Protection from future violence, the prohibition of contacting or harassing the applicant, and custody of any minor children are all possible outcomes of a restraining order. It may also prohibit the possession of weapons and temporary possession of personal property. For the victim, the request addresses security; however, for the individuals who have been wrongly charged, it can be terrifying. Call our experienced attorney immediately to learn how we can help you with restraining order issues.

What can you expect from our New Jersey Protective Order attorney?

Our lawyer not only defends those served with a TRO but also assists the victims of domestic violence in obtaining a final restraining order. These hearings typically result in a determination of credibility, despite their complexity. In addition, final restraining orders in New Jersey are in effect forever. As a result, we strongly urge you to contact an experienced and skilled domestic violence defense lawyer as soon as possible.

When you engage our services, we look for or implement your New Jersey Protective Order request.
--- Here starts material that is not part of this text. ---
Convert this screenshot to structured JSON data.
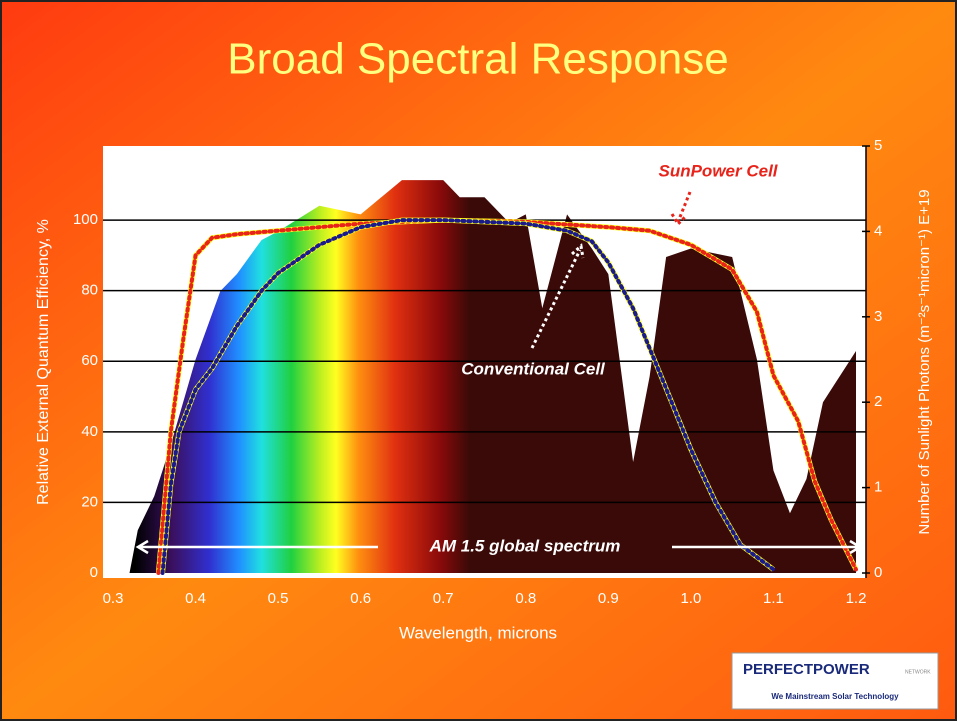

We also offer a no-obligation initial consultation in which you can talk directly with a skilled New Jersey Protective Order attorney about the specifics of your case; collect and examine any relevant evidence; prepare and submit a formal request for a New Jersey Protective Order on your behalf to the local court; keep you fully informed and up to date on the status of your request for New Jersey Protective Order and support you in filing for divorce, if needed.

Our New Jersey Protective Order Lawyer at the Law Offices of SRIS, P.C., is here to assist you if you need to file a temporary or permanent New Jersey Protective Order. When you hire our skilled divorce lawyer, you benefit from years of experience dealing with family law cases like yours.

If you feel that your safety is being compromised, it is essential to act immediately. Get in touch with our New Jersey Protective Order lawyer right away to set up a consultation. Your life is at stake, so act now to stop all further consequences.